Five projects fighting social exclusion through employment
Our status in society today is often defined by our profession. As a result, individuals without one regularly find themselves outcasted. Presented in the 7.7 Billion media operation, these 5 projects help marginalised people reinsert themselves in society through employment.
Technology as a means for inclusivity
Genashtim is a company focusing on e-learning programmes. Its specificity is not necessarily known by all its clients: around 60% of the employees are persons-with-disabilities (PWDs). The founder, Thomas Ng, facilitates the employment of usually marginalised people by making the most out of technological tools. The company has no physical offices. Most of its employees work from home, where they are not confronted with inadequate infrastructures. Applications such as WhatsApp or Skype are used to communicate with clients and among employees. This company is a solution for a majorly overlooked issue: according to the UN, 80 to 90% of PWDs in of working age developing countries are unemployed. Refugees also make up 30% fo the company’s employees. For more details, you can read the full article in The Straits Times (in English), L’Economiste and Le Soir (in French), or El Tiempo (in Spanish).
Killing three birds with one stone: employment, recycling and school equipment
1,7 million young adults in Morocco are currently not in education, employment or training. The Al Jisr NGO is helping them through the “Green Chip” project. Its aim is to teach its participants about hardware by dismantling old computers. The slightly damaged ones are repaired and donated to public schools while the others are disassembled and sent to be recycled. Through the year, the students receive technical training as well as support in their job search. To this end, they receive language, entrepreneurial and work ethics classes. The NGO will welcome 120 participants in Casablanca next year, double the current amount, and is looking for partners to open three new sites in other cities. To read the full article, visit The Daily Monitor and The Straits Times (both in English), La Regione (in Italian), El País, El Tiempo and La Nacion (all in Spanish), Almasry Alyoum (in Arabic) or L’Economiste (in French).

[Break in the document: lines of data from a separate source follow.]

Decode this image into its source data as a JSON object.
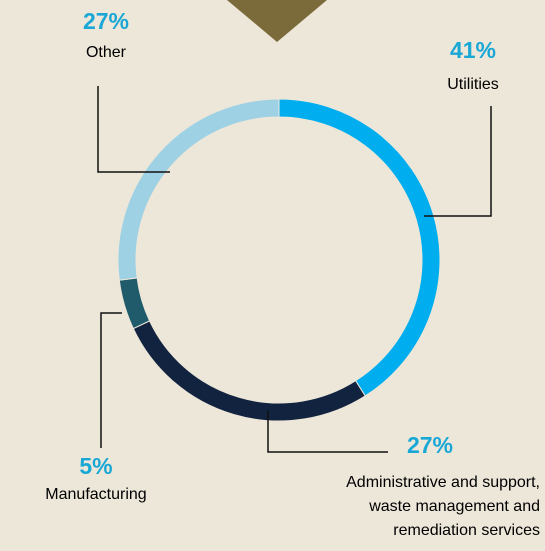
{
  "chart_data": {
    "type": "pie",
    "variant": "donut",
    "slices": [
      {
        "label": "Utilities",
        "value": 41,
        "value_label": "41%",
        "color": "#00aeef"
      },
      {
        "label": "Administrative and support, waste management and remediation services",
        "value": 27,
        "value_label": "27%",
        "color": "#12233f"
      },
      {
        "label": "Manufacturing",
        "value": 5,
        "value_label": "5%",
        "color": "#1f5b6b"
      },
      {
        "label": "Other",
        "value": 27,
        "value_label": "27%",
        "color": "#9fd1e4"
      }
    ],
    "label_lines": [
      [
        "Utilities"
      ],
      [
        "Administrative and support,",
        "waste management and",
        "remediation services"
      ],
      [
        "Manufacturing"
      ],
      [
        "Other"
      ]
    ],
    "percent_color": "#19a7d6",
    "legend": "none"
  }
}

Finding a job with the help of a local
In Europe, young job seekers with an immigrant background often struggle to find employment. Despite the help offered by various public agencies, in the European Union, the unemployment rate for immigrants is double that of native-born citizens. Duo for a Job is a non-profit organisation operating in Belgium and in France which pairs a young unemployed person with a senior or retired worker. This intercultural and intergenerational coaching enables the mentee to have personalised support for their job search during 6 months. The assigned mentor can also share their professional network and reinforces their confidence in moments of doubt. The association can be proud of its results: more than 70% of its participants have found a traineeship or a job, and 9 mentors out of 10 start a new duo again when finishing one! Find out more about this project in The Nation, Yicai Global, and The Straits Times (in English), Le Figaro (in French) or La Regione (in Italian).

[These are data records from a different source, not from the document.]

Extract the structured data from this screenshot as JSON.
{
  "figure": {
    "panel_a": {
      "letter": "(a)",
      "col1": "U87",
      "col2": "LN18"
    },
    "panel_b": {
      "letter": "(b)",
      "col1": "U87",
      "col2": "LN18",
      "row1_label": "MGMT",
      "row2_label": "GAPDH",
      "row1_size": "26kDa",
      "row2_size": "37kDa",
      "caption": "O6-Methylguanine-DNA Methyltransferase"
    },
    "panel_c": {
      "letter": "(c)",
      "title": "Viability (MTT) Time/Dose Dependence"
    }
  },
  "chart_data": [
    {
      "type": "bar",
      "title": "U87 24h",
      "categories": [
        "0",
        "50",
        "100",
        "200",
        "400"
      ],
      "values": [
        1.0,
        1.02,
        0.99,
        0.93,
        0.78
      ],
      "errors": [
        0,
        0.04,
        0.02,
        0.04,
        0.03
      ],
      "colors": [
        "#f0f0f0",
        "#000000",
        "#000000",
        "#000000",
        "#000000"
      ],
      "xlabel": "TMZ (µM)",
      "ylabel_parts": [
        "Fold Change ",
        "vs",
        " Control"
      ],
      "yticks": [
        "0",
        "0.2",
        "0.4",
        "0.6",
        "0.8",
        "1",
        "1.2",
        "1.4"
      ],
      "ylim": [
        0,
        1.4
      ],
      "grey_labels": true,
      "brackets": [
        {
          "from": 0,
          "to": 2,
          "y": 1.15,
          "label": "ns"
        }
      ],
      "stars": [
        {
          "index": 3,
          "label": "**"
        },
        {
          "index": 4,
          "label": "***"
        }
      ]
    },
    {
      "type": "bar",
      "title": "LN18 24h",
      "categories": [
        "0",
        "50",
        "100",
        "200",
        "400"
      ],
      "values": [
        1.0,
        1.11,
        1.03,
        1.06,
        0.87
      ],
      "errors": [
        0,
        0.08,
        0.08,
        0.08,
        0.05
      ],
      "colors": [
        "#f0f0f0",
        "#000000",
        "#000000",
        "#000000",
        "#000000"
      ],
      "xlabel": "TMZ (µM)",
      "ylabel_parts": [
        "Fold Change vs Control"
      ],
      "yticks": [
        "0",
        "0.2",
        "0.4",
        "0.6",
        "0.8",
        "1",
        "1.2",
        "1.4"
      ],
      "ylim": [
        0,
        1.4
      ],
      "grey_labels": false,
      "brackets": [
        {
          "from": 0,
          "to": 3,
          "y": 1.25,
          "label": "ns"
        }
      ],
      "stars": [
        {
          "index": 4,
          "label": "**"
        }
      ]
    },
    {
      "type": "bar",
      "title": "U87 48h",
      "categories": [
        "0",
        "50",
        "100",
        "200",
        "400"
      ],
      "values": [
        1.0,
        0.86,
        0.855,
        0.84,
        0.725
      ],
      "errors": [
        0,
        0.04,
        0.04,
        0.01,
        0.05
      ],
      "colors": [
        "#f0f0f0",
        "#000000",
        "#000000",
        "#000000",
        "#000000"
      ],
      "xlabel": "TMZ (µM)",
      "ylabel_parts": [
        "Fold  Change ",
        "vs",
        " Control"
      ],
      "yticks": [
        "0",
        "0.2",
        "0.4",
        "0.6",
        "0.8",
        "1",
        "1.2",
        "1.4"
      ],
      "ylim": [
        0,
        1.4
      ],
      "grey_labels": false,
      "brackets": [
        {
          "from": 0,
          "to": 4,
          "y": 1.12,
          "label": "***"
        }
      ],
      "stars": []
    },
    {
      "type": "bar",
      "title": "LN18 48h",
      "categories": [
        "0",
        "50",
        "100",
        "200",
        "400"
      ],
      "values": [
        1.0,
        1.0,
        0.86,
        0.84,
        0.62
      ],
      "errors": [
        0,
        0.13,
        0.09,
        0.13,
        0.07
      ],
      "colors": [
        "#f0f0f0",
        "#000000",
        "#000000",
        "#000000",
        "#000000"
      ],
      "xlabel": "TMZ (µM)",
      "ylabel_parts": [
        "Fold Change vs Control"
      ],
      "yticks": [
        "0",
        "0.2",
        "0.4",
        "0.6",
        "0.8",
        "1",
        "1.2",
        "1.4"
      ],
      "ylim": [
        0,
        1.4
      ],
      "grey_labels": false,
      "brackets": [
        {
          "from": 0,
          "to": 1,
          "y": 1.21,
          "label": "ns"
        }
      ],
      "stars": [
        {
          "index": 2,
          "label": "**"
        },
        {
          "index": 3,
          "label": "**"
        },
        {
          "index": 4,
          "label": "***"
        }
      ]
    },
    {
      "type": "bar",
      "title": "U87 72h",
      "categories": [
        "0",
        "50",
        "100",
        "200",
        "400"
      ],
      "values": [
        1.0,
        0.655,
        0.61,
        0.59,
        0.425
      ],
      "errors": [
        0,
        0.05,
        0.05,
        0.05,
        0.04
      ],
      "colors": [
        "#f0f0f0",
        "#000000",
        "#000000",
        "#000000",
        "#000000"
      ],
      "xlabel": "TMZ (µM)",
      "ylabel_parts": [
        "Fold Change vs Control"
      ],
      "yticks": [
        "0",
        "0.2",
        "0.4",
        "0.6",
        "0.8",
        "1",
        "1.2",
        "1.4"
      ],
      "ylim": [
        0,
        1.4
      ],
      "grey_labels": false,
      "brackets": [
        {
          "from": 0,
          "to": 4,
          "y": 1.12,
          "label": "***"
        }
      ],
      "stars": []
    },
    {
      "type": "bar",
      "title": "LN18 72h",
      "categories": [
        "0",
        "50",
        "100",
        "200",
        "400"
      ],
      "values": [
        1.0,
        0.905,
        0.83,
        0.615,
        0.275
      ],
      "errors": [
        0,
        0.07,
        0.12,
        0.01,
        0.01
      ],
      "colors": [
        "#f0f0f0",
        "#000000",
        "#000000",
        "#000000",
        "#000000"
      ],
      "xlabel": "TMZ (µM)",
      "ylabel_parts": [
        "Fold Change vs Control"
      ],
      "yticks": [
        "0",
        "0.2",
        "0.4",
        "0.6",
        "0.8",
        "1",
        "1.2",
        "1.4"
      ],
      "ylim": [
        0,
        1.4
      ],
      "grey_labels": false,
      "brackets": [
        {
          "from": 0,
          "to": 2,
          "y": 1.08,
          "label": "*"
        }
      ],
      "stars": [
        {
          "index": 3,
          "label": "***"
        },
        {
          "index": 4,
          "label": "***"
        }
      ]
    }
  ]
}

Modernisation through tradition
Ma Xiaoxiao comes from the village of Daban, in China. After moving to the capital city of the Gansu province, she returns 20 years later to create an embroidery factory. “The 13 Skilled Female Artisans” has two main goals. It preserves the region’s traditional embroidery while transforming the lives of its workers. Indeed, it is for most of them the first time they earn any money. The salary ensures their financial independence as well as a more hopeful future for their children. Despite the many difficulties encountered at the start of the project, Ma Xiaoxiao is inspiring more and more women to join her. She is part of a bigger movement: her generation is recreating opportunities in rural villages. This is a reversed urban migration: after learning in big cities, these young people return to their villages with entrepreneurial projects. To discover this type of embroidery, read the article in The Nation, The Straits Times and Yicai Global (all in English), L’Economiste and Le Soir (in French), or El Tiempo (in Spanish).

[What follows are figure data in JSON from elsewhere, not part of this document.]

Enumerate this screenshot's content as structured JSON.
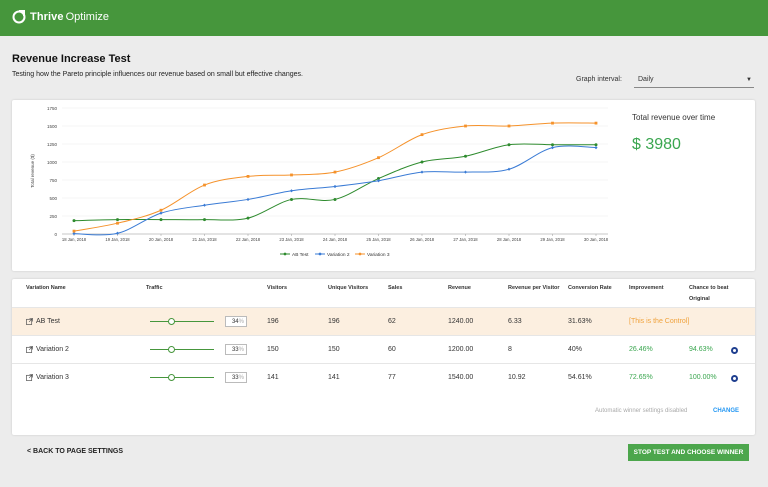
{
  "app": {
    "brand_bold": "Thrive",
    "brand_light": "Optimize"
  },
  "page": {
    "title": "Revenue Increase Test",
    "description": "Testing how the Pareto principle influences our revenue based on small but effective changes."
  },
  "interval": {
    "label": "Graph interval:",
    "value": "Daily"
  },
  "summary": {
    "label": "Total revenue over time",
    "value": "$ 3980"
  },
  "chart_data": {
    "type": "line",
    "ylabel": "Total revenue ($)",
    "ylim": [
      0,
      1750
    ],
    "yticks": [
      0,
      250,
      500,
      750,
      1000,
      1250,
      1500,
      1750
    ],
    "x": [
      "18 Jan, 2018",
      "19 Jan, 2018",
      "20 Jan, 2018",
      "21 Jan, 2018",
      "22 Jan, 2018",
      "23 Jan, 2018",
      "24 Jan, 2018",
      "25 Jan, 2018",
      "26 Jan, 2018",
      "27 Jan, 2018",
      "28 Jan, 2018",
      "29 Jan, 2018",
      "30 Jan, 2018"
    ],
    "series": [
      {
        "name": "AB Test",
        "color": "#2e8b2e",
        "values": [
          185,
          200,
          200,
          200,
          220,
          480,
          480,
          770,
          1000,
          1080,
          1240,
          1240,
          1240
        ]
      },
      {
        "name": "Variation 2",
        "color": "#3a7bd5",
        "values": [
          5,
          10,
          290,
          400,
          480,
          600,
          660,
          740,
          860,
          860,
          900,
          1200,
          1200
        ]
      },
      {
        "name": "Variation 3",
        "color": "#f5922b",
        "values": [
          40,
          150,
          330,
          680,
          800,
          820,
          860,
          1060,
          1380,
          1500,
          1500,
          1540,
          1540
        ]
      }
    ],
    "legend": "bottom",
    "grid": true
  },
  "table": {
    "headers": {
      "name": "Variation Name",
      "traffic": "Traffic",
      "visitors": "Visitors",
      "unique": "Unique Visitors",
      "sales": "Sales",
      "revenue": "Revenue",
      "rpv": "Revenue per Visitor",
      "conv": "Conversion Rate",
      "improvement": "Improvement",
      "chance": "Chance to beat",
      "chance2": "Original"
    },
    "rows": [
      {
        "name": "AB Test",
        "traffic": "34",
        "traffic_pct": 34,
        "visitors": "196",
        "unique": "196",
        "sales": "62",
        "revenue": "1240.00",
        "rpv": "6.33",
        "conv": "31.63%",
        "improvement": "[This is the Control]",
        "chance": ""
      },
      {
        "name": "Variation 2",
        "traffic": "33",
        "traffic_pct": 33,
        "visitors": "150",
        "unique": "150",
        "sales": "60",
        "revenue": "1200.00",
        "rpv": "8",
        "conv": "40%",
        "improvement": "26.46%",
        "chance": "94.63%"
      },
      {
        "name": "Variation 3",
        "traffic": "33",
        "traffic_pct": 33,
        "visitors": "141",
        "unique": "141",
        "sales": "77",
        "revenue": "1540.00",
        "rpv": "10.92",
        "conv": "54.61%",
        "improvement": "72.65%",
        "chance": "100.00%"
      }
    ],
    "pct_sign": "%",
    "auto_winner": "Automatic winner settings disabled",
    "change": "CHANGE"
  },
  "footer": {
    "back": "< BACK TO PAGE SETTINGS",
    "stop": "STOP TEST AND CHOOSE WINNER"
  }
}
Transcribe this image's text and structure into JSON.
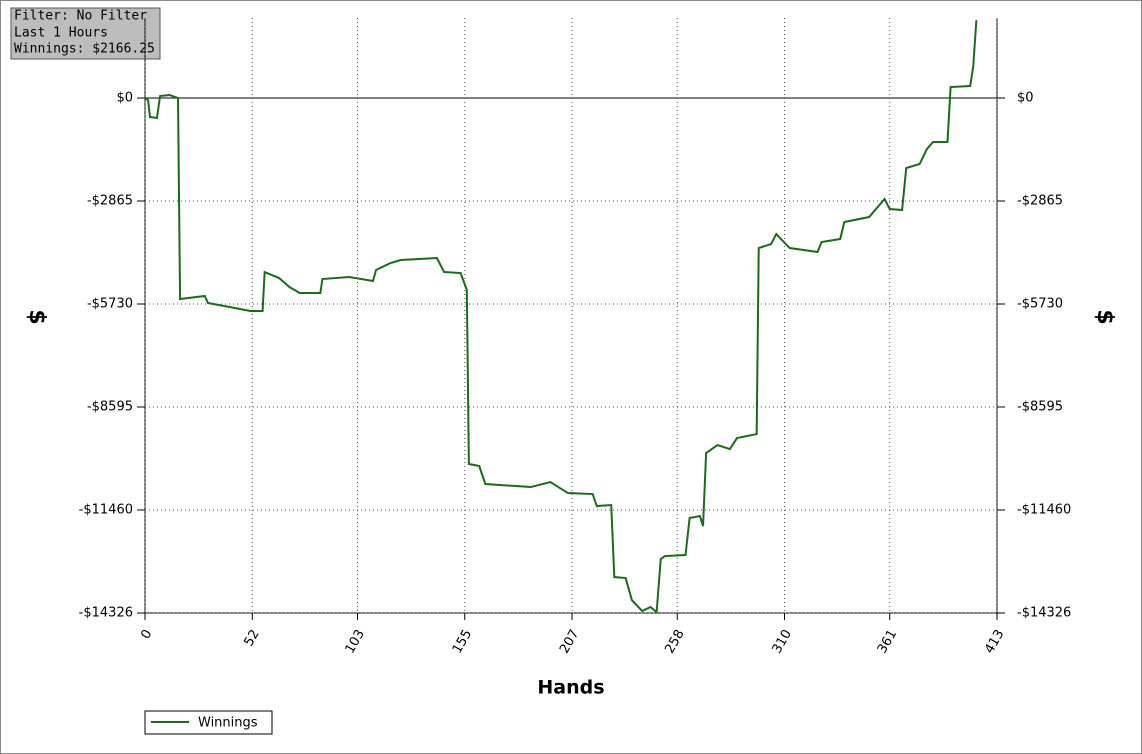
{
  "info": {
    "filter": "Filter: No Filter",
    "period": "Last  1 Hours",
    "winnings": "Winnings: $2166.25"
  },
  "chart_data": {
    "type": "line",
    "xlabel": "Hands",
    "ylabel": "$",
    "x": [
      0,
      1.5,
      2.4,
      5.8,
      7.3,
      12,
      16,
      17,
      29,
      30.5,
      41,
      51,
      57,
      58,
      65,
      70,
      75,
      85,
      86,
      99,
      110.5,
      112,
      119,
      124,
      141.5,
      145,
      153,
      156,
      157,
      162,
      165,
      187,
      196.5,
      205,
      217,
      219,
      226,
      227.5,
      233,
      236,
      241,
      245,
      248,
      250,
      252,
      262,
      264,
      269,
      270.5,
      272,
      277.5,
      283.5,
      287,
      296.5,
      297.5,
      303.5,
      306,
      312.5,
      326,
      328,
      337,
      339,
      351,
      358.5,
      361,
      367,
      369,
      375.5,
      379,
      382,
      389,
      390.5,
      400,
      401.5,
      403
    ],
    "series": [
      {
        "name": "Winnings",
        "color": "#1a6b1a",
        "values": [
          0,
          -56,
          -529,
          -556,
          56,
          83,
          0,
          -5592,
          -5508,
          -5703,
          -5814,
          -5926,
          -5926,
          -4841,
          -5008,
          -5258,
          -5425,
          -5425,
          -5035,
          -4980,
          -5091,
          -4785,
          -4590,
          -4507,
          -4451,
          -4841,
          -4869,
          -5341,
          -10182,
          -10238,
          -10739,
          -10822,
          -10683,
          -10989,
          -11017,
          -11350,
          -11323,
          -13326,
          -13354,
          -13966,
          -14272,
          -14160,
          -14299,
          -12825,
          -12742,
          -12714,
          -11684,
          -11628,
          -11907,
          -9876,
          -9654,
          -9765,
          -9459,
          -9348,
          -4173,
          -4062,
          -3784,
          -4173,
          -4284,
          -4006,
          -3923,
          -3450,
          -3311,
          -2810,
          -3088,
          -3116,
          -1947,
          -1836,
          -1419,
          -1224,
          -1224,
          306,
          334,
          890,
          2166.25
        ]
      }
    ],
    "xlim": [
      0,
      413
    ],
    "xticks": [
      0,
      52,
      103,
      155,
      207,
      258,
      310,
      361,
      413
    ],
    "ylim": [
      -14326,
      2226
    ],
    "yticks": [
      {
        "value": -14326,
        "label": "-$14326"
      },
      {
        "value": -11460,
        "label": "-$11460"
      },
      {
        "value": -8595,
        "label": "-$8595"
      },
      {
        "value": -5730,
        "label": "-$5730"
      },
      {
        "value": -2865,
        "label": "-$2865"
      },
      {
        "value": 0,
        "label": "$0"
      }
    ],
    "grid": true,
    "legend": "bottom-left"
  }
}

Faster profits, fairer prices: the app transforming Columbian agriculture
In 2015, a 15-year-old girl created an online platform enabling Columbian farmers to sell their products directly to consumers. Before, they would go through brokers who would buy the products at a very low price and would not share the profits. With Comproago, the farmers can negotiate the prices, payment and delivery methods. This allows farmers to be fairly compensated for their efforts and to sell all their produce at once. Its founder Ginna Jiménez comes from a family of farmers herself. She thus insists on the importance of keeping the platform free. Despite its few flaws, the app counts 26,000 users today in 29 different departments countrywide. The young woman continues to develop it and dreams of making it a type of “eBay for farmers”. You can find the full articles in The Straits Times, The Nation and Yicai Global (in English), Le Figaro and Le Soir (in French), La Nacion and El Tiempo (in Spanish), La Regione (in Italian) or Almasry Alyoum (in Arabic).
The articles presenting these projects were published as part of 7.7 Billion, an international and collaborative initiative gathering 15 news media outlets from around the world to focus on solutions for social, economic and civic inclusion. The operation is coordinated by Sparknews with the support of Impact Hub and the Schwab Foundation.